Local earnings season is upon us – today only Resmed (RMD) is reporting. Remember to bookmark the overall update here.


  1. Yes, the arse has really fallen out of it now. But what I find intriguing about the GFC is that whilst consumers stopped spending to pay down debt, the policymakers just kept digging deeper and deeper. It’s as if Joe Public has a clear understanding of the problem while the policymakers are oblivious to it.

    • I can’t speak for all of you, but as a ‘Joe Public’ type I can’t print money to cover my debts like some of those policy makers like to do.

      All jokes aside, I think you have an excellent point here. It worries me that the folks in charge seem to have little idea of what to do. It is all ‘move along, nothing to see here’…

      As for our political leaders… God help us if (when) it goes belly up.

    • +1

      I think the policy makers know, but would never say so. Any truth from them would drive the markets lower.

      They have to look after the bankers and all their political funding sources first. Then they’ll say “we never saw that coming”.

    • When ‘Joe Public’ doesn’t spend, the Government have a choice : start spending themselves to prop up growth, or suffer a massive shrinkage in GDP.

      When you use the crisis in South American or SE Asia as a yardstick, allowing the crisis to run its course will cause a 6-10% contraction. No Western government will survive that. Furthermore, their economies only returned to growth via export. If the entire world goes into recession at the same time, recovery via export will be impossible.

      It is estimated that the GFC created around 4 trillion dollar worth of bad debt. Those debt have effectively been offloaded off the bank’s balance sheet to various Governments around the world. It will take a long time to unwind.

      • Exactly Ronin.

        The total government sector and the total private sector CANNOT both de-leverage at the same time without a very large external surplus – which is something difficult to achieve when everybody is trying to slash their spending.

  2. Wow (astonishment not the shares) – On Wednesday my employer decided to dock my pay over the next month to the tune of 2/3rds. Long story but this surprise forced me to sell my meagre portfolio on Wednesday arvo when I got home (before close) for a net gain. Fast forward to right now and it turns out the HR witch actually saved me a wad of cash.

    A long time ago I was told by a psychic (another long story) that I would never be wealthy but I nor would I ever be broke. My last stroke of good timing was when Gold was circa $1500. I was forced to sell a substantial amount and a few days later I was hailed a prophet. So much so in fact that my local bullion dealer uses me as a bell weather (probably a bad thing on his part but hey, it’s his business).

    Also moved my Super to “cash” in August 2008 and nearly lost my job when I bragged about it to my Baby Boomer supervisor who watched the whole downward slide in dismay

    That’s my story

  3. What are the RBA on? Everything is ok in 2012, as the Greens work to halt or slow mining projects …. by magic everything is ok. Well it’s not!

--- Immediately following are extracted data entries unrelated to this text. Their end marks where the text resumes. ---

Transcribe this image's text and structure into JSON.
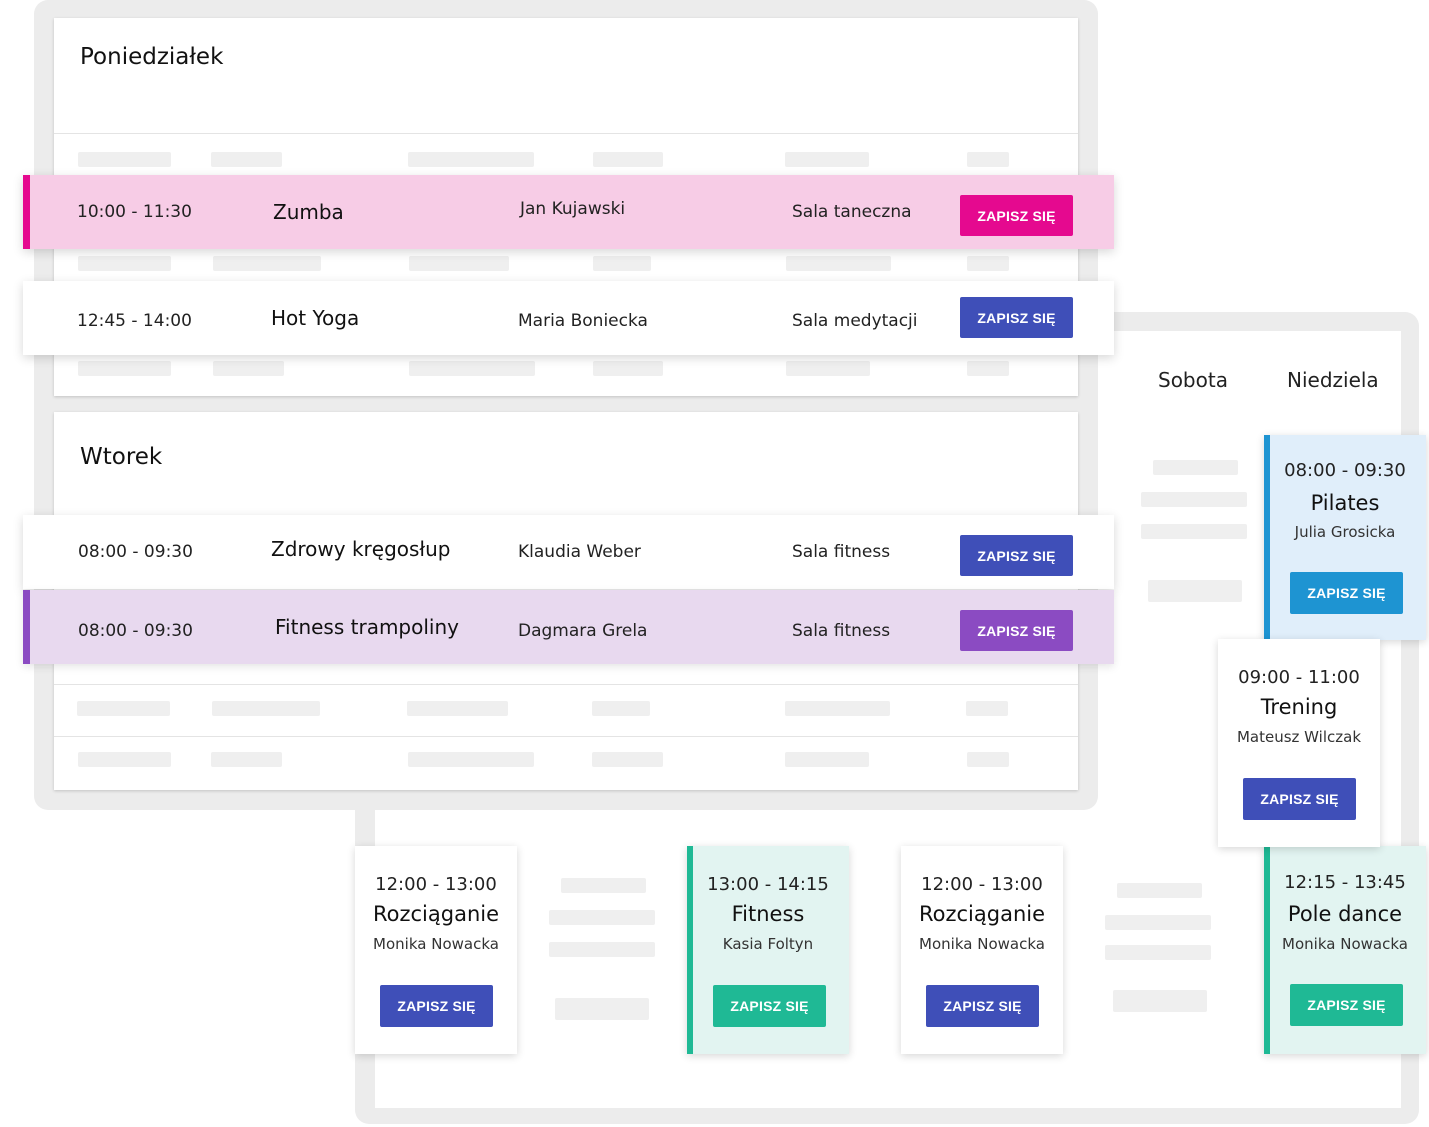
{
  "colors": {
    "indigo": "#3f4fb8",
    "magenta": "#e5098f",
    "purple": "#8b4bc2",
    "blue": "#1e94d2",
    "teal": "#1fb995"
  },
  "button_label": "ZAPISZ SIĘ",
  "monday": {
    "title": "Poniedziałek",
    "rows": [
      {
        "time": "10:00 - 11:30",
        "name": "Zumba",
        "coach": "Jan Kujawski",
        "room": "Sala taneczna",
        "button": "ZAPISZ SIĘ"
      },
      {
        "time": "12:45 - 14:00",
        "name": "Hot Yoga",
        "coach": "Maria Boniecka",
        "room": "Sala medytacji",
        "button": "ZAPISZ SIĘ"
      }
    ]
  },
  "tuesday": {
    "title": "Wtorek",
    "rows": [
      {
        "time": "08:00 - 09:30",
        "name": "Zdrowy kręgosłup",
        "coach": "Klaudia Weber",
        "room": "Sala fitness",
        "button": "ZAPISZ SIĘ"
      },
      {
        "time": "08:00 - 09:30",
        "name": "Fitness trampoliny",
        "coach": "Dagmara Grela",
        "room": "Sala fitness",
        "button": "ZAPISZ SIĘ"
      }
    ]
  },
  "week": {
    "headers": {
      "saturday": "Sobota",
      "sunday": "Niedziela"
    },
    "cards": [
      {
        "time": "08:00 - 09:30",
        "name": "Pilates",
        "coach": "Julia Grosicka",
        "button": "ZAPISZ SIĘ"
      },
      {
        "time": "09:00 - 11:00",
        "name": "Trening",
        "coach": "Mateusz Wilczak",
        "button": "ZAPISZ SIĘ"
      },
      {
        "time": "12:00 - 13:00",
        "name": "Rozciąganie",
        "coach": "Monika Nowacka",
        "button": "ZAPISZ SIĘ"
      },
      {
        "time": "13:00 - 14:15",
        "name": "Fitness",
        "coach": "Kasia Foltyn",
        "button": "ZAPISZ SIĘ"
      },
      {
        "time": "12:00 - 13:00",
        "name": "Rozciąganie",
        "coach": "Monika Nowacka",
        "button": "ZAPISZ SIĘ"
      },
      {
        "time": "12:15 - 13:45",
        "name": "Pole dance",
        "coach": "Monika Nowacka",
        "button": "ZAPISZ SIĘ"
      }
    ]
  }
}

    At some point they’ll need to say so. Didn’t they see what happened on the COMEX last night, or look at what could happen in the remainder of this year? This looks like the IMF forward predictions to me.

  4. I think the policy people understand well whats going on, the truth is they cannot do anything but make the issue worse.
    Anyway If they tell the truth the panic will spread with lightning speed. Who knows it might be better to get it over with more quickly.

  5. Damn!! You should have saved that “Blood Bath” for today Prince.

    We might need a few more along these lines if markets have their way…

  6. Probably not the best day for it but;

    – The CRB index generally bottoms in mid-August of each year of this bul market. This year is looking no different.
    – Key commodities have fallen below their 200 DMA indicative of good bull market buys – particularly oil.

    Contrarian, but i feel we are pointing to a bottom for commodites and am beginning on focusing on reducing my cash holdings.

    Is suspect the august bottom will again prove correct.